"A joint longitudinal-survival model with possible cure: an analysis of patient outcomes on the liver transplant waiting list"
Division of Biostatistics
Department of Biostatistics and Epidemiology
Dissertation Advisor: Sarah Ratcliffe, PhD
Committee Chair: Justine Shults, PhD
Committee: Peter Abt, MD, J. Richard Landis, PhD and Peter Reese, MD, MSCE
Abstract: Data from transplant patients has many unique characteristics that can cause problems with statistical modeling. The patient's underlying disease / health trajectory is known to affect both longitudinal biomarker values and the probability of both death and transplant.

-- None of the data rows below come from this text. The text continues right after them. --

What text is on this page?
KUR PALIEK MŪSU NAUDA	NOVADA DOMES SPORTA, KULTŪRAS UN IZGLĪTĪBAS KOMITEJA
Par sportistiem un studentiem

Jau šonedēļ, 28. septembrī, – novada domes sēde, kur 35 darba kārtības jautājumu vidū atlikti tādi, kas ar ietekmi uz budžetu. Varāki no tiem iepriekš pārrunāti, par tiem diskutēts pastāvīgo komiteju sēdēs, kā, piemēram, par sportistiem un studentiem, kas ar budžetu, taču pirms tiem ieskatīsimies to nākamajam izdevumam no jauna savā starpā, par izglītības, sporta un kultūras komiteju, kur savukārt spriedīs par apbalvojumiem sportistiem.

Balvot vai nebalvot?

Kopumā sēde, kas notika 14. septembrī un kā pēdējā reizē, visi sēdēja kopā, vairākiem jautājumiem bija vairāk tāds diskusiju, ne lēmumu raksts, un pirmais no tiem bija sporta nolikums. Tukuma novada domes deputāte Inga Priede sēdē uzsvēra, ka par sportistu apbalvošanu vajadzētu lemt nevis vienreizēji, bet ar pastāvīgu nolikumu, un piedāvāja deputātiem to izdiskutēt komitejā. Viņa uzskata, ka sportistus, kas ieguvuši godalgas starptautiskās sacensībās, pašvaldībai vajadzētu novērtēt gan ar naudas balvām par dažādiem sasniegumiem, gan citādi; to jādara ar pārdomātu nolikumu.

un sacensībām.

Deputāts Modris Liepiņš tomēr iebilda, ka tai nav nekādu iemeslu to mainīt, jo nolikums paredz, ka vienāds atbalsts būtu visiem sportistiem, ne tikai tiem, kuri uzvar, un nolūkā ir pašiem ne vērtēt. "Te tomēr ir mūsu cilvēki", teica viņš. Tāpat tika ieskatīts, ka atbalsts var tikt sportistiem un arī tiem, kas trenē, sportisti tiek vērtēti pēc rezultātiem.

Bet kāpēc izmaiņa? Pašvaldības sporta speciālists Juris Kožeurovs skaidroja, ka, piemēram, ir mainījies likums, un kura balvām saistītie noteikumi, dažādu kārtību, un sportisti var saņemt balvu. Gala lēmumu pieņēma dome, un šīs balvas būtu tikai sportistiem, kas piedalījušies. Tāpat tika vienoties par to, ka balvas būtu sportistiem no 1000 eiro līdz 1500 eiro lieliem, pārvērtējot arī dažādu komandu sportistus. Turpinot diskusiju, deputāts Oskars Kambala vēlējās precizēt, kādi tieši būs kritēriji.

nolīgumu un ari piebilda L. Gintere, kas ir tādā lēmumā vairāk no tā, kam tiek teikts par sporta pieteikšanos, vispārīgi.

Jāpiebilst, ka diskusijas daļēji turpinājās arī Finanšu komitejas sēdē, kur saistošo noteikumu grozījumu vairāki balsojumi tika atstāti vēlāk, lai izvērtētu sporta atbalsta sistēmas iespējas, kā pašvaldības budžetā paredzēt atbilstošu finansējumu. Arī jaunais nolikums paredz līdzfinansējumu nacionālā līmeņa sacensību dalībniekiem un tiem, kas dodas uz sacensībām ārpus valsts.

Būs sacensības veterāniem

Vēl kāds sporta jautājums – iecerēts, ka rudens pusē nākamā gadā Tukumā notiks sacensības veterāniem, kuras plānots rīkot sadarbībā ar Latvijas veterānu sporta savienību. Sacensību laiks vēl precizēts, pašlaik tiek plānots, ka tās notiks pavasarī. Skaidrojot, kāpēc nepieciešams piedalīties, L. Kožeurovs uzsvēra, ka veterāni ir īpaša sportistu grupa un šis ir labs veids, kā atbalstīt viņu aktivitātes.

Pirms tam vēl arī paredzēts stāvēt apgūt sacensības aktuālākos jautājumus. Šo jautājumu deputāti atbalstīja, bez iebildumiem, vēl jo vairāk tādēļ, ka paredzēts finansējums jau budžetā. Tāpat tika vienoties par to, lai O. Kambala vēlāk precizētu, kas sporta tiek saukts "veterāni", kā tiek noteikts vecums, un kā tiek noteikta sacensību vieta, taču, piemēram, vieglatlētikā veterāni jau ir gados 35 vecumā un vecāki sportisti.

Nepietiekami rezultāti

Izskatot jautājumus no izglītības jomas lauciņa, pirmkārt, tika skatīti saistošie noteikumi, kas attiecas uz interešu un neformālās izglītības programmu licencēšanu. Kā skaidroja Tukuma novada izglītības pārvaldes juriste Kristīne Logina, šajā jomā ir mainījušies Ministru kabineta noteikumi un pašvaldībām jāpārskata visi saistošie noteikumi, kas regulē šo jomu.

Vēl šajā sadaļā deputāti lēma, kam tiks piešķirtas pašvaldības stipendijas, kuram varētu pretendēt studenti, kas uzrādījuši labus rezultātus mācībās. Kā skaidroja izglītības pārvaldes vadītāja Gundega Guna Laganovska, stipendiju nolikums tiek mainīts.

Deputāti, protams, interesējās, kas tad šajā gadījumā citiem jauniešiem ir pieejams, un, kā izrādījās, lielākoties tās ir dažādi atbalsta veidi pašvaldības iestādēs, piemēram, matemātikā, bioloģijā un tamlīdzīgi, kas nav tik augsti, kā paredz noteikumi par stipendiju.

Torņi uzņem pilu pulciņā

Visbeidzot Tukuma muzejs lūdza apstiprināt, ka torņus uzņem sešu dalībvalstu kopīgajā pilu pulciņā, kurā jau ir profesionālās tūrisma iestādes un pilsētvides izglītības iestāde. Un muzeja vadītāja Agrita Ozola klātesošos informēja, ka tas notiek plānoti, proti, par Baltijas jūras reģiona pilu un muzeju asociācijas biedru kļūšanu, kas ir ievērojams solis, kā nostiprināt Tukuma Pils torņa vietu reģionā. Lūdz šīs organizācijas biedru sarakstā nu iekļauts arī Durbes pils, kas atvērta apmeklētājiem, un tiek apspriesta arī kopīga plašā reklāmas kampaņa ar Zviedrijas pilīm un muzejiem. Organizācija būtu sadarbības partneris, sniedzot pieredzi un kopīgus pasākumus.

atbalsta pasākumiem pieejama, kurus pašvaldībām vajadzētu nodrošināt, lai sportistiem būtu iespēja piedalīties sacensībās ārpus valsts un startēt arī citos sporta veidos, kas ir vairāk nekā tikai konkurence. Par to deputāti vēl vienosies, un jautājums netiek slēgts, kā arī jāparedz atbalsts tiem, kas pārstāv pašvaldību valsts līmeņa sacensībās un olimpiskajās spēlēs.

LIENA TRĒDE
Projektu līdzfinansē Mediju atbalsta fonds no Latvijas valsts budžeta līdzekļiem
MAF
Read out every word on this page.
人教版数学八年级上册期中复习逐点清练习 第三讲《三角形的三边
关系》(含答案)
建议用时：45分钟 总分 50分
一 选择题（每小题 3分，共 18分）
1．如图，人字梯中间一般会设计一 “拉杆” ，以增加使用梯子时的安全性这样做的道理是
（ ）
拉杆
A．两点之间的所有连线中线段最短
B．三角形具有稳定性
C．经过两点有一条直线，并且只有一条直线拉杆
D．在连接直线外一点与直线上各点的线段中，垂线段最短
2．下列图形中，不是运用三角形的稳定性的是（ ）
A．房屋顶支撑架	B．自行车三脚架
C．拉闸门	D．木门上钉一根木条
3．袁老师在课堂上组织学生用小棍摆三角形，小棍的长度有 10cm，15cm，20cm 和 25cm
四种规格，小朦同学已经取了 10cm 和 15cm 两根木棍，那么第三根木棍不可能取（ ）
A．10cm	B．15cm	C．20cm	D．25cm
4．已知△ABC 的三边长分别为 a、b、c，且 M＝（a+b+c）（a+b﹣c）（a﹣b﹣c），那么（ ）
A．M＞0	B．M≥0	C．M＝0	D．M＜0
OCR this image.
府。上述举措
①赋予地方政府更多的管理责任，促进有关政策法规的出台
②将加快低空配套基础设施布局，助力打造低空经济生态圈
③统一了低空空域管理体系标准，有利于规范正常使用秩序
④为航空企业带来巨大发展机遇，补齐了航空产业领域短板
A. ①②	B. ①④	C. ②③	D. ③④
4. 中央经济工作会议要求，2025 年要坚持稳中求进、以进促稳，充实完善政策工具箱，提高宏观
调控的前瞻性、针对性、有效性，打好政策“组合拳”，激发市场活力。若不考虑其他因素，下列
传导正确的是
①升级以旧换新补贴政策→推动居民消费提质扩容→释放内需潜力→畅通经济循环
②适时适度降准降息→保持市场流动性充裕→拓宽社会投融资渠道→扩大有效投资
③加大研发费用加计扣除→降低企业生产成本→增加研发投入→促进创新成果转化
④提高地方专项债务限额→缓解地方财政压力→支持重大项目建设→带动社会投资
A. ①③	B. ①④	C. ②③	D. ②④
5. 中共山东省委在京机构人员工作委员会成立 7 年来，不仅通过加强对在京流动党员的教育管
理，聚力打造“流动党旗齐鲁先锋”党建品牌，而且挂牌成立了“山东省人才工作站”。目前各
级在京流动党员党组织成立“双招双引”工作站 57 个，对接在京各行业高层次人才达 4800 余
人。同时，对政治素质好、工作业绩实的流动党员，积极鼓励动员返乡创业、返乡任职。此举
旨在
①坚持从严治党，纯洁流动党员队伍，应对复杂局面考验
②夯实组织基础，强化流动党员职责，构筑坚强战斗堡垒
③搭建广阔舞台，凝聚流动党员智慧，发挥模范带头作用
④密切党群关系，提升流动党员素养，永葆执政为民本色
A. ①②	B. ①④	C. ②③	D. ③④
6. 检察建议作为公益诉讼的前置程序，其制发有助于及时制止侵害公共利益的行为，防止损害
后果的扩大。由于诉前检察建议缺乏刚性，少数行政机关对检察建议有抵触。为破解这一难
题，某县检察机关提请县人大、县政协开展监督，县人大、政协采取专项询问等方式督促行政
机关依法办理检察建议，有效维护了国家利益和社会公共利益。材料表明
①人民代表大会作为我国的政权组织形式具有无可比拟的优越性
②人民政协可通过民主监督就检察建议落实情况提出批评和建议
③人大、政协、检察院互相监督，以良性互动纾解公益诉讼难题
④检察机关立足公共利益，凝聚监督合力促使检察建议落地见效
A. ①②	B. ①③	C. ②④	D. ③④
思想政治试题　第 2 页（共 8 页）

In liver transplant patients, biomarker values show a sharp exponential increase in the days preceding death or transplant. Patients who receive transplants show an immediate drop in biomarker values post-transplant, followed by an exponential decrease. Patients' survival probabilities also change post-transplant, with dependencies on pre-transplant biomarker values. To properly incorporate these clinical features, we developed a joint longitudinal-survival model that incorporates an exponential growth-decay longitudinal model and a cure survival model. This allows us to evaluate patient biomarker trajectories and survival times both pre- and post-transplant. The models are linked by patient-level shared random effects that appear in the biomarker trajectories and the frailties of the survival functions. Estimates are obtained via the EM algorithm, with random effects integrated out of the complete data likelihood function using adaptive quadrature techniques. Simulations show our model performs reasonably under a variety of conditions. We demonstrate our methods using liver transplant data from the United Network of Organ Sharing (UNOS). We use total serum bilirubin as our longitudinal outcome, with age at wait listing and gender as linear covariates. Gender is used as a covariate in the survival model both pre- and post-transplant.